Image anotations are for selected contents derived from the following sources: Animal Kingdom [1], NABirds [2], Birdsnap [3], eBird [4], CUB-200-2011 [5] and 3D-POP [6]

[1] Ng, X. L., Ong, K. E., Zheng, Q., Ni, Y., Yeo, S. Y., & Liu, J. “Animal Kingdom: A Large and Diverse Dataset for Animal Behavior Understanding.” arXiv 2204.08129, 2022. https://doi.org/10.48550/arXiv.2204.08129.
[2] Berg, T., Liu, J., Lee, S. W., Alexander, M. L., Jacobs, D. W., & Belhumeur, P. N. “Birdsnap: Large-Scale Fine-Grained Visual Categorization of Birds.” Proceedings of the 2014 IEEE Conference on Computer Vision and Pattern Recognition, Columbus, OH, USA, 23–28 June 2014, pp. 2019–2026. doi: 10.1109/CVPR.2014.259.
[3] Van Horn, G., Branson, S., Farrell, R., et al. “Building a Bird Recognition App and Large-Scale Dataset with Citizen Scientists: The Fine Print in Fine-Grained Dataset Collection.” Proceedings of the 2015 IEEE Conference on Computer Vision and Pattern Recognition (CVPR), Boston, MA, USA, 7–12 June 2015, pp. 595–604. doi: 10.1109/CVPR.2015.7298658.
[4] Sullivan, B. L., Wood, C. L., Iliff, M. J., Bonney, R. E., Fink, D., & Kelling, S. “eBird: A Citizen-Based Bird Observation Network in the Biological Sciences.” Biological Conservation, vol. 142, 2009, pp. 2282–2292.
[5] Wah, C., Branson, S., Welinder, P., Perona, P., & Belongie, S. The CUB-200-2011 Caltech-UCSD Birds-200-2011 Dataset. Tech. Rep., California Institute of Technology, 2011. Available online: http://www.vision.caltech.edu/visipedia/CUB-200-2011.html
[6] Naik, H., Chan, A. H. H., Yang, J., Delacoux, M., Couzin, D. I., Kano, F., & Nagy, M. “3D-POP - An Automated Annotation Approach to Facilitate Markerless 2D-3D Tracking of Freely Moving Birds with Marker-Based Motion Capture.” Edmond, V6, 2023. https://doi.org/10.17617/3.HPBBC7.

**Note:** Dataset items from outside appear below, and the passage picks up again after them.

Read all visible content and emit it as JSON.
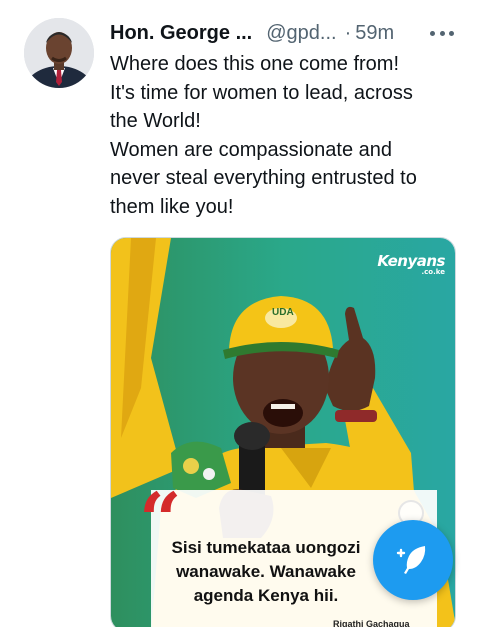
{
  "tweet": {
    "author": {
      "display_name": "Hon. George ...",
      "handle": "@gpd...",
      "separator": "·",
      "time": "59m"
    },
    "text_lines": [
      "Where does this one come from!",
      "It's time for women to lead, across",
      "the World!",
      "Women are compassionate and",
      "never steal everything entrusted to",
      "them like you!"
    ],
    "more_icon": "more-horizontal-icon"
  },
  "media": {
    "watermark": "Kenyans",
    "watermark_sub": ".co.ke",
    "cap_text": "UDA",
    "quote_mark": "“",
    "quote_lines": [
      "Sisi tumekataa uongozi",
      "wanawake. Wanawake",
      "agenda Kenya hii."
    ],
    "attribution": "Rigathi Gachagua"
  },
  "fab": {
    "icon": "compose-tweet-icon",
    "color": "#1d9bf0"
  },
  "colors": {
    "text": "#0f1419",
    "secondary": "#536471",
    "accent": "#1d9bf0",
    "quote_red": "#d42a2a"
  }
}
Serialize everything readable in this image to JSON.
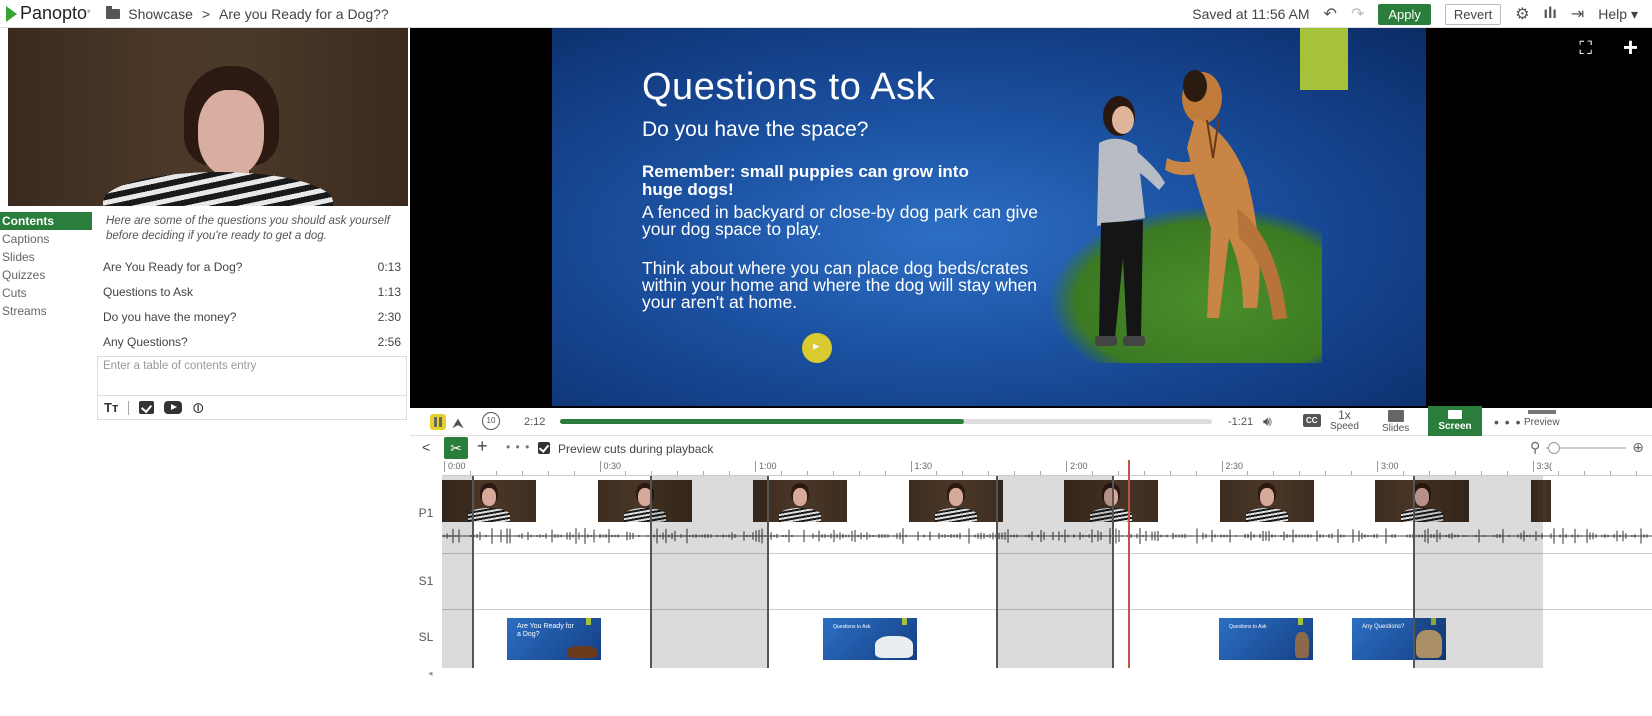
{
  "topbar": {
    "logo": "Panopto",
    "breadcrumb_folder": "Showcase",
    "breadcrumb_sep": ">",
    "breadcrumb_title": "Are you Ready for a Dog??",
    "saved_status": "Saved at 11:56 AM",
    "apply_label": "Apply",
    "revert_label": "Revert",
    "help_label": "Help ▾",
    "undo_icon": "undo-icon",
    "redo_icon": "redo-icon",
    "settings_icon": "gear-icon",
    "stats_icon": "bar-chart-icon",
    "exit_icon": "exit-icon"
  },
  "sidebar": {
    "tabs": [
      {
        "label": "Contents",
        "active": true
      },
      {
        "label": "Captions",
        "active": false
      },
      {
        "label": "Slides",
        "active": false
      },
      {
        "label": "Quizzes",
        "active": false
      },
      {
        "label": "Cuts",
        "active": false
      },
      {
        "label": "Streams",
        "active": false
      }
    ],
    "description": "Here are some of the questions you should ask yourself before deciding if you're ready to get a dog.",
    "toc": [
      {
        "title": "Are You Ready for a Dog?",
        "time": "0:13"
      },
      {
        "title": "Questions to Ask",
        "time": "1:13"
      },
      {
        "title": "Do you have the money?",
        "time": "2:30"
      },
      {
        "title": "Any Questions?",
        "time": "2:56"
      }
    ],
    "entry_placeholder": "Enter a table of contents entry",
    "tools": {
      "text_icon": "Tт",
      "link_icon": "⊖"
    }
  },
  "slide": {
    "title": "Questions to Ask",
    "subtitle": "Do you have the space?",
    "bold": "Remember: small puppies can grow into huge dogs!",
    "p1": "A fenced in backyard or close-by dog park can give your dog space to play.",
    "p2": "Think about where you can place dog beds/crates within your home and where the dog will stay when your aren't at home."
  },
  "playback": {
    "current_time": "2:12",
    "remaining": "-1:21",
    "progress": 0.62,
    "rewind_label": "10",
    "cc_label": "CC",
    "speed_value": "1x",
    "speed_label": "Speed",
    "slides_label": "Slides",
    "screen_label": "Screen",
    "more_label": "• • •",
    "preview_label": "Preview"
  },
  "edit_toolbar": {
    "collapse": "<",
    "add": "+",
    "more": "• • •",
    "preview_cuts_label": "Preview cuts during playback",
    "preview_cuts_checked": true
  },
  "timeline": {
    "ticks": [
      "0:00",
      "0:30",
      "1:00",
      "1:30",
      "2:00",
      "2:30",
      "3:00",
      "3:3("
    ],
    "track_labels": [
      "P1",
      "S1",
      "SL"
    ],
    "slide_thumbs": [
      {
        "title": "Are You Ready for a Dog?"
      },
      {
        "title": "Questions to Ask"
      },
      {
        "title": "Questions to Ask"
      },
      {
        "title": "Any Questions?"
      }
    ]
  },
  "colors": {
    "accent_green": "#2a7d3a",
    "slide_blue": "#1a4e9d",
    "slide_accent": "#a6c13a",
    "playhead": "#c0564a"
  }
}
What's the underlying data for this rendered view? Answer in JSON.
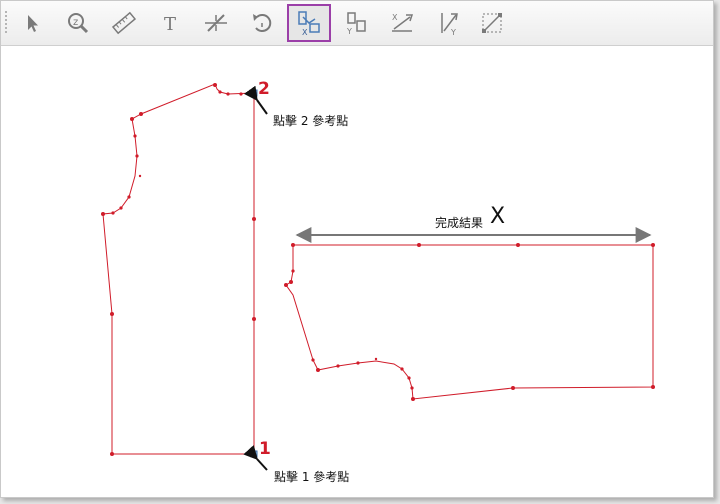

Code for bird detection and keypoint estimation (PoseEstimation.zip)

This repository contains code for performing pose estimation on birds using a combination of YOLOv8 for object detection and HRNet for pose estimation. The code is structured to facilitate easy usage and modification.

Directory Structure

models/: Contains the model implementations for pose estimation.
lib/: Contains utility functions, configuration management, and core functions for pose estimation.
data/: Contains trained models and input videos.
experiments/: Contains configuration files for inference.
videos_experiments/: Directory for saving output results, including videos and scores.
main.py: The main script to run the pose estimation.

Requirements

Make sure to install the following dependencies:

bash
pip install torch torchvision torchaudio
pip install opencv-python
pip install matplotlib
pip install pandas
pip install scipy
pip install ultralytics

Usage

Prepare Your Data:
- Place your input video files in the data/videos/ directory.
- Ensure the YOLOv8 model file (YOLOv8Bird.pt) is located in the models/trained/ directory.
Configure the Model:
- Modify the experiments/inference.yaml file to set the parameters for the model and inference.
Run the Pose Estimation:
- Execute the main script with the following command:
```
python main.py --cfg experiments/inference.yaml --video data/videos/your_video.mp4 --write_obj --write_pose
```
- Replace your_video.mp4 with the name of your video file.
- Replace inference.yaml with the name of your configuration file.
Output:
- The results will be saved in the videos_experiments/your_video/ directory, including annotated videos and pose estimation scores.
Visualize Results:
- You can also find the generated plots and scores in the videos_experiments/your_video/ directory.

Notes

Ensure that your environment has access to a GPU (for training) for optimal performance.
The code to test models in the main.py file is designed to run with a CPU.
The code is designed to be modular, allowing for easy updates and modifications to the model and functions.